Me despertó la lluvia, golpeaba fuerte contra la ventana, salí al patio, sentía al pisar a los pipioles estrujados por mis pies descalzos, se habían ahogado con la lluvia, me senté un rato, ya casi amanecía.
Algodona
Jorge Negrete Castañeda
Una pequeña parte de mi existencia la viví en el campo. Allá se tiene la oportunidad de convivir con todo tipo de animales; guajolotes, puercos, vacas y ovejas. Desde muy temprano me tenía que levantar para preparar sus alimentos; maíz, alfalfa y pastura. Una gran responsabilidad a mis escasos doce años y una actividad muy pesada. Todos los días terminaba rendido, con dolores en todo el cuerpo, pero me acostumbré. Mis papás me llevaron allá con mis abuelos, según ellos, porque tenía que aprender de dónde provenían y cómo se producían los alimentos. A las seis de la tarde ya todo estaba oscuro, no se veía nada, y entre más avanzaba la noche, más oscuro se ponía. Me asignaron un cuarto independiente de la casa, cerca de los corrales y de la milpa. Los primeros días no dormí de miedo, dejaba la luz encendida toda la noche. Después de unos días, con el cansancio, ni siquiera me acordaba de la oscuridad. Los coyotes aullaban hasta la madrugada, en ocasiones se escuchaban tan cerca que mi abuelo salía y con la escopeta tiraba un disparo al aire. Se hacia un silencio estruendoso y luego los animales se alborotaban como si los estuvieran correteando.
Un día por la madrugada, mi abuelo fue por mí y me gritó.
‒¡Apúrate, muchacho, la Bola está pariendo!
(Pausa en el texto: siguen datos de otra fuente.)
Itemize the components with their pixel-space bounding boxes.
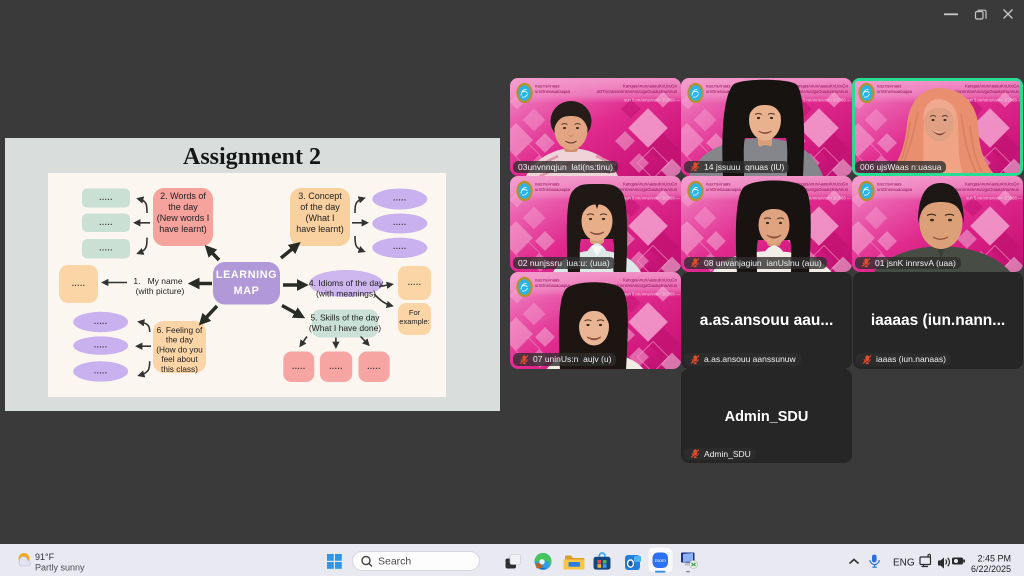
svg-text:this class): this class) [161, 364, 198, 374]
svg-text:.....: ..... [94, 341, 108, 350]
svg-text:.....: ..... [367, 362, 381, 371]
svg-text:(with picture): (with picture) [136, 286, 185, 296]
svg-text:2. Words of: 2. Words of [160, 191, 206, 201]
svg-text:.....: ..... [99, 193, 113, 202]
svg-text:of the day: of the day [300, 202, 340, 212]
svg-text:.....: ..... [329, 362, 343, 371]
svg-text:For: For [409, 308, 421, 317]
svg-text:Search: Search [378, 556, 411, 568]
svg-text:feel about: feel about [161, 354, 198, 364]
svg-text:6. Feeling of: 6. Feeling of [157, 325, 203, 335]
svg-text:the day: the day [166, 335, 194, 345]
svg-text:(How do you: (How do you [156, 344, 203, 354]
svg-text:(New words I: (New words I [157, 213, 210, 223]
svg-text:(with meanings): (with meanings) [316, 289, 376, 299]
svg-text:.....: ..... [99, 218, 113, 227]
svg-text:.....: ..... [94, 317, 108, 326]
svg-text:have learnt): have learnt) [159, 224, 207, 234]
svg-text:LEARNING: LEARNING [216, 269, 277, 281]
svg-text:6/22/2025: 6/22/2025 [971, 564, 1011, 574]
svg-text:(What I: (What I [305, 213, 334, 223]
svg-text:MAP: MAP [234, 285, 260, 297]
svg-text:4. Idioms of the day: 4. Idioms of the day [309, 278, 384, 288]
svg-text:.....: ..... [72, 279, 86, 288]
svg-text:Partly sunny: Partly sunny [35, 563, 85, 573]
svg-text:2:45 PM: 2:45 PM [977, 554, 1011, 564]
svg-text:the day: the day [168, 202, 198, 212]
svg-text:5. Skills of the day: 5. Skills of the day [311, 313, 381, 323]
svg-text:zoom: zoom [655, 558, 666, 563]
svg-text:.....: ..... [393, 242, 407, 251]
svg-text:.....: ..... [393, 194, 407, 203]
svg-text:.....: ..... [94, 367, 108, 376]
svg-text:example:: example: [399, 317, 429, 326]
svg-text:have learnt): have learnt) [296, 224, 344, 234]
svg-text:ENG: ENG [893, 558, 915, 569]
svg-text:(What I have done): (What I have done) [309, 323, 381, 333]
svg-text:.....: ..... [292, 362, 306, 371]
svg-text:.....: ..... [99, 244, 113, 253]
svg-text:91°F: 91°F [35, 552, 55, 562]
svg-text:.....: ..... [393, 218, 407, 227]
svg-text:3. Concept: 3. Concept [298, 191, 342, 201]
svg-text:1. My name: 1. My name [133, 276, 182, 286]
svg-text:.....: ..... [408, 278, 422, 287]
svg-text:Assignment 2: Assignment 2 [183, 144, 321, 170]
Con el alboroto que traía, hasta me asustó. Me vestí rápido y fuimos hasta el corral en que estaban las ovejas. La Bola estaba tirada en uno de los rincones y balaba con fuerza. Le fue saliendo poco a poco una pequeña bola negra. Una pequeña oveja negra había nacido, se paró de inmediato, las patitas le temblaban, pero después de un rato, ya estaba dando vueltas al corral. Mi abuelo me dijo
‒¡Póngale nombre, hijo!
Me agarró desprevenido con semejante petición. Traté de pensar rápido y al verla se me ocurrió que debía llamarse “Algodona”. Cuando se lo dije al abuelo, soltó la carcajada, pero así se llamó. Por muchos días le preparaba un gran biberón, era bien tragona. Algodona me empezó a seguir a todos lados, cómo si yo fuera su mamá. Me acompañaba de un lado a otro. Sentí mucho cariño por ella. Me miraba abriendo y cerrando los ojos como si los estuviera
guiñando. Cuando le hablaba contestaba ¡beeeee..beeee! moviendo la cabeza de arriba abajo. Creció muy rápido, la alimenté tan bien que ya estaba bien gordita.
Un día el abuelo me dijo
‒Ya esta lista la Algodona, ¿verdad?
Pensé, lista para qué. Por algunas noches no dormí tranquilo tratando de encontrar una respuesta. No tardé mucho en descubrirla. Mi cumpleaños sería el dos de noviembre y faltaban sólo dos días. Mis padres vendrían desde la ciudad para estar conmigo en esa fecha tan especial. Un día antes de mi cumpleaños por la mañana, el abuelo preparó el horno de la barbacoa. Al atardecer me llamó para que le ayudará. Ahí estaba Algodona, amarrada a una estaca y dando vueltas con desesperación a su alrededor. Cuando la ví quise desatarla, pero el abuelo me dijo:
‒Es hora de prepararla. Tus papás llegan mañana temprano y hay que cocinar la barbacoa para que tengan un buen almuerzo. Tu abuela ya esta haciendo las tortillas y las salsas.
‒Ven hijo, acércate. Toma ‒puso en mis manos un cuchillo muy largo‒. Yo la agarró y tú le cortas el cuello ‒ordenó
Los ojos casi se me salen de la sorpresa.
El abuelo agarró a Algodona, la inmovilizó, le tomó de la cabeza y se la levantó.
‒Ándele muchacho, ¡apúrese! ‒gritó.
Sentí que mi corazón se hizo chiquito. Tenía que obedecer al abuelo. Me acerqué y con las manos temblorosas puse el cuchillo en el cuello de mi oveja. En ese momento el abuelo me pegó un grito.
‒¡Corte… corte, no sea cobarde!
Pasé el cuchillo de un lado a otro de su cuello y la sangre comenzó a salir a borbotones. Después que se desplomó me fui llorando al cuarto con las manos ensangrentadas. Toda la noche aullaron los coyotes.
Han pasado algunos años y aún recuerdo a mi oveja negra; veo su triste mirada, escucho sus balidos, pero sobre todo, siento escurrir lentamente entre mis manos, el calor de su sangre.